Is it worth paying a premium for infrastructure funds?
On the face of it, investing in infrastructure seems like a wise move.
After all, you tend to get a steady stream of income for a long period of time. Assets such as ports, airports and toll roads aren’t going anywhere anytime soon, and due to their essential nature their earnings are both predictable and less likely to be hit by volatility. They also have an explicit link to inflation through regulation.
So when it comes to putting money into infrastructure investment trusts, which through one way or another put your cash into these assets, the relatively clear visibility on how much money they’re going to get from them means you’re likely to get a solid, reliable income that rises with inflation.
WHAT IS THE CATCH?
Most of these trusts at the moment trade at a premium, which means the shares trade at a higher price than the net asset value (NAV) of the fund.
These premiums may exist because the managers are being conservative on their assumptions over things like inflation and interest rates, says William Heathcoat Amory, an analyst at Kepler Partners.
So if it costs more to invest per share than the value of the assets, then why bother?
ALL DOWN TO YIELD
Amory says it’s difficult to find this sort of security of income elsewhere, and in comparison to gilts or other types of bonds the yields can be attractive, given the low interest rate environment we’re currently in.
‘The yields are pretty generous, and secure, so investors are happy to pay a premium for that,’ he says. ‘Institutional investors for example are happy to pay above net asset value. They are sophisticated investors, and they realise it’s not bonkers to pay above the NAV.’
So does that mean investors should simply look past the premium and just focus on the yield?

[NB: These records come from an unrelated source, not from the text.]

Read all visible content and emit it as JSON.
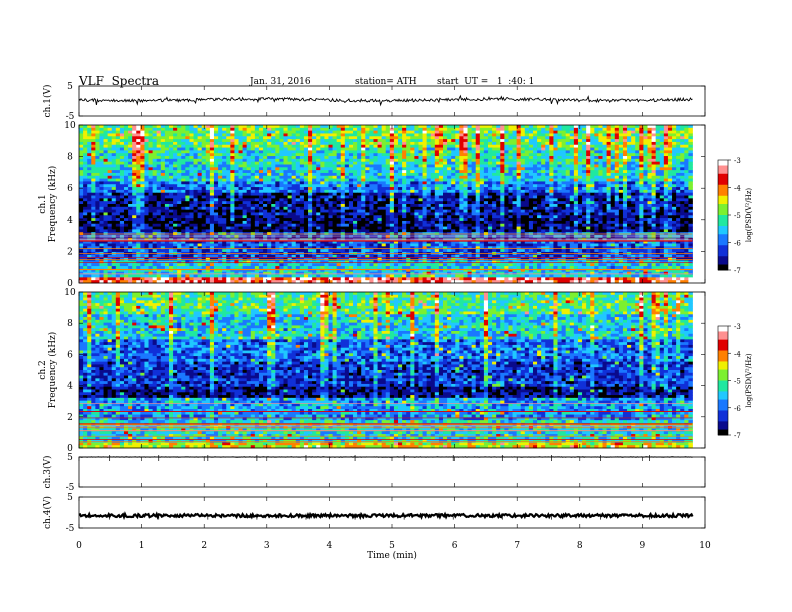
{
  "header": {
    "title": "VLF  Spectra",
    "date": "Jan. 31, 2016",
    "station": "station= ATH",
    "start": "start  UT =   1  :40: 1"
  },
  "colors": {
    "spectrogram_palette": [
      "#000000",
      "#0a0a8c",
      "#1030d8",
      "#1a78ff",
      "#20c8ff",
      "#20e8a0",
      "#7cf030",
      "#f0f000",
      "#ff8000",
      "#e00000",
      "#ff9090",
      "#ffffff"
    ],
    "trace": "#000000"
  },
  "chart_data": [
    {
      "type": "line",
      "panel": "ch1-waveform",
      "ylabel": "ch.1(V)",
      "ylim": [
        -5,
        5
      ],
      "yticks": [
        "5",
        "-5"
      ],
      "x_range_min": [
        0,
        9.8
      ],
      "baseline_V": 0.4,
      "description_values": "noisy waveform near +0.4 V with sporadic spikes"
    },
    {
      "type": "heatmap",
      "panel": "ch1-spectrogram",
      "ylabel": "ch.1\nFrequency (kHz)",
      "ylabel_lines": [
        "ch.1",
        "Frequency  (kHz)"
      ],
      "ylim": [
        0,
        10
      ],
      "yticks": [
        "0",
        "2",
        "4",
        "6",
        "8",
        "10"
      ],
      "x_range_min": [
        0,
        9.8
      ],
      "colorbar": {
        "label": "log(PSD(V²/Hz)",
        "range": [
          -7,
          -3
        ],
        "ticks": [
          "-3",
          "-4",
          "-5",
          "-6",
          "-7"
        ]
      },
      "bands_khz": [
        {
          "f": [
            0.0,
            0.3
          ],
          "level": -3.5
        },
        {
          "f": [
            0.3,
            1.5
          ],
          "level": -5.5
        },
        {
          "f": [
            1.5,
            2.6
          ],
          "level": -6.2
        },
        {
          "f": [
            2.6,
            3.2
          ],
          "level": -6.0
        },
        {
          "f": [
            3.2,
            4.2
          ],
          "level": -6.8
        },
        {
          "f": [
            4.2,
            5.8
          ],
          "level": -6.6
        },
        {
          "f": [
            5.8,
            6.4
          ],
          "level": -6.0
        },
        {
          "f": [
            6.4,
            7.5
          ],
          "level": -5.5
        },
        {
          "f": [
            7.5,
            8.5
          ],
          "level": -5.3
        },
        {
          "f": [
            8.5,
            10.0
          ],
          "level": -5.0
        }
      ]
    },
    {
      "type": "heatmap",
      "panel": "ch2-spectrogram",
      "ylabel": "ch.2\nFrequency (kHz)",
      "ylabel_lines": [
        "ch.2",
        "Frequency  (kHz)"
      ],
      "ylim": [
        0,
        10
      ],
      "yticks": [
        "0",
        "2",
        "4",
        "6",
        "8",
        "10"
      ],
      "x_range_min": [
        0,
        9.8
      ],
      "colorbar": {
        "label": "log(PSD(V²/Hz)",
        "range": [
          -7,
          -3
        ],
        "ticks": [
          "-3",
          "-4",
          "-5",
          "-6",
          "-7"
        ]
      },
      "bands_khz": [
        {
          "f": [
            0.0,
            0.3
          ],
          "level": -4.5
        },
        {
          "f": [
            0.3,
            1.8
          ],
          "level": -5.4
        },
        {
          "f": [
            1.8,
            3.2
          ],
          "level": -5.8
        },
        {
          "f": [
            3.2,
            4.0
          ],
          "level": -6.7
        },
        {
          "f": [
            4.0,
            5.5
          ],
          "level": -6.3
        },
        {
          "f": [
            5.5,
            7.0
          ],
          "level": -6.0
        },
        {
          "f": [
            7.0,
            8.5
          ],
          "level": -5.5
        },
        {
          "f": [
            8.5,
            10.0
          ],
          "level": -5.1
        }
      ]
    },
    {
      "type": "line",
      "panel": "ch3-waveform",
      "ylabel": "ch.3(V)",
      "ylim": [
        -5,
        5
      ],
      "yticks": [
        "5",
        "-5"
      ],
      "x_range_min": [
        0,
        9.8
      ],
      "baseline_V": 5.0
    },
    {
      "type": "line",
      "panel": "ch4-waveform",
      "ylabel": "ch.4(V)",
      "ylim": [
        -5,
        5
      ],
      "yticks": [
        "5",
        "-5"
      ],
      "x_range_min": [
        0,
        9.8
      ],
      "baseline_V": -1.0
    }
  ],
  "xaxis": {
    "label": "Time  (min)",
    "xlim": [
      0,
      10
    ],
    "ticks": [
      "0",
      "1",
      "2",
      "3",
      "4",
      "5",
      "6",
      "7",
      "8",
      "9",
      "10"
    ]
  }
}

Hold your horses.
He adds that paying a big premium at the moment could be quite dangerous, as sentiment can quickly change when it comes to investing in infrastructure due to the political nature of the asset class.
That means it is possible you could pay a big price now to get in and access that steady stream of income, but then all of a sudden there’s an election, Labour win and the trust’s shares start trading at a 10% discount.
When looking at infrastructure trusts, it’s important to consider how they would fare if there is a change of government, something which could well be around the corner given how volatile the current political climate is in the UK.
In the event of a general election, Stifel analyst Iain Scouller says the PFI sector would see the most nervousness due to that possibility of Labour going ahead with their stated aim of nationalising infrastructure.
If this were to happen, education and health projects would be the most affected, Scouller says, with those with higher exposure to these areas – HICL Infrastructure (HICL) and International Public Partnerships (INPP) – more affected than the others.
Also worth considering is the sensitivity of these trusts to interest rates and gilt yields, given their impact on the valuations of their assets.
Though given the exceptionally low base of both at the moment, Scouller believes a big rise wouldn’t be likely to cause big discount rates or consequent reductions in NAV.
He says, ‘In terms of sensitivity, we think the sector could certainly withstand a rise in the 10-year benchmark gilt yield from its current 1.2% up to 3% or possibly even up to 3.5% with little or no damaging impact on NAV valuations.’
Sequoia Economic Infrastructure Income (SEQI)
This trust yields 5.4% and while the shares trade at a 10.2% premium, this is not the highest among infrastructure investment trusts.
It also has the lowest fees in the sector, with an ongoing charge of 1.03% a year.
The trust offers exposure to a globally diversified portfolio of economic infrastructure debt, which includes sectors like transport, technology, utilities, media and telecoms, power, accommodation and renewables.
In a research note last November, Winterflood analyst Kieran Drake said the infrastructure debt sector has historically had lower default rates and higher recovery rates than the broader debt sector.
Sequoia is also considering a new share issue this year as it continues to diversify its portfolio.
HICL Infrastructure (HICL)
One option for investors seeking a progressive, quarterly dividend-paying investment with scope for capital growth is HICL, trading at a premium of just 3.7% to NAV, far lower than the 16.5% for BBGI (BBGI) for example or the 22.6% for 3i Infrastructure (3IN).
This could be because it is more at risk if Labour win a general election and utilities get renationalised, as it holds more of them than the other funds.
But even if this did occur, Scouller says investors should expect only modest ‘haircuts’ to portfolio valuations, and HICL stated in November last year that the amount contractually payable in the event of nationalisation would be around 98% of the portfolio value.
At 4.9%, its yield is also higher than the two aforementioned trusts, and HICL is projecting dividend growth in the next year or two.